6x jährlich erscheint unsere Zeitschrift "FriedensForum" und informiert über Neuigkeiten aus der Friedensbewegung. Gerne schicken wir dir ein kostenfreies Probeheft zu!
Frauen der Bürgerinitiative Gorleben statten dem AKW Philippsburg am 04.08.94 einen Besuch ab.
Castor
von
Nein, es geht nicht um den Hasen und den Igel. Es geht um Atommüll und uns, unseren Widerstand gegen die Inbetriebnahme des Brennelementzwischenlagers in Gorleben. Und dennoch drängen sich die Bilder auf: wir sind "all dor". Vertrieben aus dem Hüttendorf, wenige Tage später wieder drin. Der Castor aber kam nicht. Aber er stand abfahrbereit in Philippsburg. 14 Mal hetzten die Igel den Hasen, bis er tot umfiel. Na denn...
Begehrtestes Blatt der letzten Wochen war in bestimmten Kreisen zweifellos die Elbe-Jeetzel-Zeitung aus dem hannoverschen Wendland. Allerdings nicht der redaktionelle Teil! Seit die Bürgerinitiative Umweltschutz Lüchow-Dannenberg in der ersten Juniwoche per Inserat verkündete, "der Castor kommt", hagelt es seitenweise Anzeigen und Leserbriefe, in denen das heiße Thema Atommüll thematisiert wird. Das Brennelementzwischenlager - es ist seit 1983 betriebsbereit - soll beschickt werden. Das ruft die Leute auf den Plan, denn in der wechselvollen Geschichte des antiatomaren Protests im Wendland hat dieses Lager Symbolcharakter. Es steht auf der politischen Habenseite. Seit 11 Jahren gucken die Betreiber der Brennelementlagergesellschaft (BLG) in die leere Halle und lassen sich die Miete von den Atomstromproduzenten für die Stellplätze zahlen. Zur Habenseite gehört auch, daß Ende der 70er und Anfang der 80er Jahre die Atomindustrie gleich zweimal mit ihrem Vorhaben scheiterte, eine Wiederaufarbeitungsanlage in Gorleben zu errichten. Die Proteste waren zu massenhaft, die Formen des Protests entglitten der staatlichen Kontrolle: Trecker rollten, Zufahrtswege ins Wendland wurden mit einer symbolischen Menschenkette "versperrt", Baumaschinen brannten, Barrikaden wurden errichtet.

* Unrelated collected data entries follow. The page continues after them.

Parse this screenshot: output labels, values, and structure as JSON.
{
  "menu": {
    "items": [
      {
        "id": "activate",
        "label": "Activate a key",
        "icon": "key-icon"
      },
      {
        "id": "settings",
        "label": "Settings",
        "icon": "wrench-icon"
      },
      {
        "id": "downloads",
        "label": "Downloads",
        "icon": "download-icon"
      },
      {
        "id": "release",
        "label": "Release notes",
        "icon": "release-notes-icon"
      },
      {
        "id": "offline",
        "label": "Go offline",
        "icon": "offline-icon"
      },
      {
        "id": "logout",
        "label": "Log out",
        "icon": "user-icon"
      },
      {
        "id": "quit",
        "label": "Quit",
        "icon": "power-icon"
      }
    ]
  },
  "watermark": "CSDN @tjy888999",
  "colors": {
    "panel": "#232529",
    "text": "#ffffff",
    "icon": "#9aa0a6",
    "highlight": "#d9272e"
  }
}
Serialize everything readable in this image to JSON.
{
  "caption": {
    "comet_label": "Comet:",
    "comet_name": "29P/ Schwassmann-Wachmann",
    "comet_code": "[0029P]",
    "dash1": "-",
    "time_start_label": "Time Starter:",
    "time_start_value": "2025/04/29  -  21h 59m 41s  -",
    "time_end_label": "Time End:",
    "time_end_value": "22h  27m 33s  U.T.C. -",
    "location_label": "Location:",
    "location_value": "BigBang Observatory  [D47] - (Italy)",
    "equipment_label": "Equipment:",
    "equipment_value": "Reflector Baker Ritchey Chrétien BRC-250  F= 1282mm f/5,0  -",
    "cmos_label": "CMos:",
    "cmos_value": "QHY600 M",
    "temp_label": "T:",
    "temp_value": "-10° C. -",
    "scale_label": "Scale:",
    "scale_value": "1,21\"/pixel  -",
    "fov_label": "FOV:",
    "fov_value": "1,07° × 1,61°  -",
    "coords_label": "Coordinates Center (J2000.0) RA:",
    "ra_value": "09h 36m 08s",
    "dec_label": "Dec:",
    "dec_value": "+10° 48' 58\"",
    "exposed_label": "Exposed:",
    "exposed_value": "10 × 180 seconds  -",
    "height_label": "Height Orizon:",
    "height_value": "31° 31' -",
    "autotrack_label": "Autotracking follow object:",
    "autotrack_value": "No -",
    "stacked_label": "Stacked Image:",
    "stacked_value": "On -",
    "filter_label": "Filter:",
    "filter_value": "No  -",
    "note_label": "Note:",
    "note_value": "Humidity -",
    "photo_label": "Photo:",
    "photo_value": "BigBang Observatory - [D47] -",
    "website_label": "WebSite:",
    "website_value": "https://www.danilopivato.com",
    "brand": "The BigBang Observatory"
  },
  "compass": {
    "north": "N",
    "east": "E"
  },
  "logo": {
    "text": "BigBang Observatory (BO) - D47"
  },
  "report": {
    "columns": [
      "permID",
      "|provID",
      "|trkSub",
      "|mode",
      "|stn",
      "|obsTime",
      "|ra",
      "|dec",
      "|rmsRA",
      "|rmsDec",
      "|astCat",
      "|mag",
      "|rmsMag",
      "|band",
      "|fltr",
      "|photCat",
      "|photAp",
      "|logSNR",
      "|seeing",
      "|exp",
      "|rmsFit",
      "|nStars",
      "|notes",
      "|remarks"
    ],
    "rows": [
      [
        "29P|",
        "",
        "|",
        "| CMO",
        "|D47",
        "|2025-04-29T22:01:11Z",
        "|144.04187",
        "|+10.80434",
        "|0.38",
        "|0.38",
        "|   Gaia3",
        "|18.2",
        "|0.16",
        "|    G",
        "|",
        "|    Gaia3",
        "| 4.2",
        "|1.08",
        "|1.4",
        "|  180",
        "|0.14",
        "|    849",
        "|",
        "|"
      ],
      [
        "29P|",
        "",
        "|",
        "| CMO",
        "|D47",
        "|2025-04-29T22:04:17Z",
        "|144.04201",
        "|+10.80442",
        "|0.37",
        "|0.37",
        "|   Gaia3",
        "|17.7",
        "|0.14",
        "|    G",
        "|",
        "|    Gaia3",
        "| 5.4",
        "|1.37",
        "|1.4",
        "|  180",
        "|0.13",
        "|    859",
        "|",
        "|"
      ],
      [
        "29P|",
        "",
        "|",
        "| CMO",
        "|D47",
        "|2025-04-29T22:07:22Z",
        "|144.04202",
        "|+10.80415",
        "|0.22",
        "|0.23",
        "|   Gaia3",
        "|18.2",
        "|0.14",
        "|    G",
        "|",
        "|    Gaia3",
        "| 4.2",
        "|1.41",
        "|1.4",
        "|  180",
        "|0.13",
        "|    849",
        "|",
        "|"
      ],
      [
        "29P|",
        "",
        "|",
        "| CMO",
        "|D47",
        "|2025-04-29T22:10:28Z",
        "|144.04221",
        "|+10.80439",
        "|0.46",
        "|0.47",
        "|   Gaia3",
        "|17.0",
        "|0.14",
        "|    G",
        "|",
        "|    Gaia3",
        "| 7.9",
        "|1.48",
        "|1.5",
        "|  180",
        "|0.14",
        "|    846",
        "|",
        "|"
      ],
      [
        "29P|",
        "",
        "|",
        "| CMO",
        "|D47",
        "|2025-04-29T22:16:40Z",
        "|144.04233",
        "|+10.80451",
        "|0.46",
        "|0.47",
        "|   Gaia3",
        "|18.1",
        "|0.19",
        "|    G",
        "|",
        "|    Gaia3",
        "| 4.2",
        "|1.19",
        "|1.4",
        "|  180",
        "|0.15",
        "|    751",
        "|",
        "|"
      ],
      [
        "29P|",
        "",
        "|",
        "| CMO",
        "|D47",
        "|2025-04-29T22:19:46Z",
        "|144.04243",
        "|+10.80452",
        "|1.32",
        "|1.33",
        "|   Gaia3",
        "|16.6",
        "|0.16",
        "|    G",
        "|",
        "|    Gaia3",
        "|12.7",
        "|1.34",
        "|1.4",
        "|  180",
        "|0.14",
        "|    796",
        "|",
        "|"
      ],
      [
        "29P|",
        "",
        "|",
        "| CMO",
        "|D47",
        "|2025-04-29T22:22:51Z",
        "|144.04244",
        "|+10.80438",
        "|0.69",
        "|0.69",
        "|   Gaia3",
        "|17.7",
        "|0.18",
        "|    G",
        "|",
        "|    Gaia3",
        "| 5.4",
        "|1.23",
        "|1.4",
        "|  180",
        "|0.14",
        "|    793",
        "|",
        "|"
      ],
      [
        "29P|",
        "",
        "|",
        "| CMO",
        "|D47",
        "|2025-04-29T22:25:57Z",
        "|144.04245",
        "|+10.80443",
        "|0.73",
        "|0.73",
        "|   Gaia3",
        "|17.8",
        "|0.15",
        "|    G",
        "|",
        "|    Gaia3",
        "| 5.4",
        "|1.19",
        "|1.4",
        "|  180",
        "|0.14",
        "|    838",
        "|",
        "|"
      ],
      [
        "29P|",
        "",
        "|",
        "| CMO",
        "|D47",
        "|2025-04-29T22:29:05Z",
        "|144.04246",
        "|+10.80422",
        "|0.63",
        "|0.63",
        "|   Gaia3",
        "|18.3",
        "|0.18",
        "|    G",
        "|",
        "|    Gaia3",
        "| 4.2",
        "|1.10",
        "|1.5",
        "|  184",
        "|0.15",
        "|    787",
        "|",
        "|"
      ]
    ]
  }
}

Aber schon einmal gab es einen Tag X. Im Orwelljahr 1984 konnte trotz heftiger Proteste nicht verhindert werden, daß schwach- und mittelradioaktiver Abfall auf platten Reifen ins Fasslager Gorleben rumpelte.
"Wir stellen uns quer"
"Castor- bleib wo du bist!" - Ganze Dorfgemeinschaften, Partygäste, Ärzte und Apotheker, Biobauern, Schülerinnen und Schüler und ihre Lehrer/innen bekennen unter voller Namensnennung, daß sie dabei sind. Geschäfte werden am "Tag X" geschlossen bleiben, Eltern wollen ihre Kinder nicht in die Schule schicken, die Kirchen bieten Andachten. Alle Pastor/innen des Kirchenkreises Dannenberg schlossen sich dem Protest und der Blockadedrohung an, was ihnen mittlerweile einen Rüffel der evangelischen Landeskirche eingebracht hat. Offen wird angekündigt, daß zur Verhinderung der Castoreinlagerung so manches Mittel recht sei. Einen kleinen Vorgeschmack konnten die "bestimmten Kreise" - Kripo, Staatsschutz, Behörden - in den vergangenen Wochen schon gewinnen. Wiederholt wurden auf den prospektiven Atomtransportstrecken der Deutschen Bundesbahn Schwellen fachmännisch zersägt, Straßenschilder wurden geschwärzt, die Zufahrtswege Richtung Zwischenlager waren unpassierbar, Gülle und Schmierseife machten die Asphaltdecke zu einer glitschigen Strecke. Schüler/innen blockierten die Geschäftsstraße in Lüchow, Bauern verstellten mit Traktoren in Dannenberg die Hauptstraße.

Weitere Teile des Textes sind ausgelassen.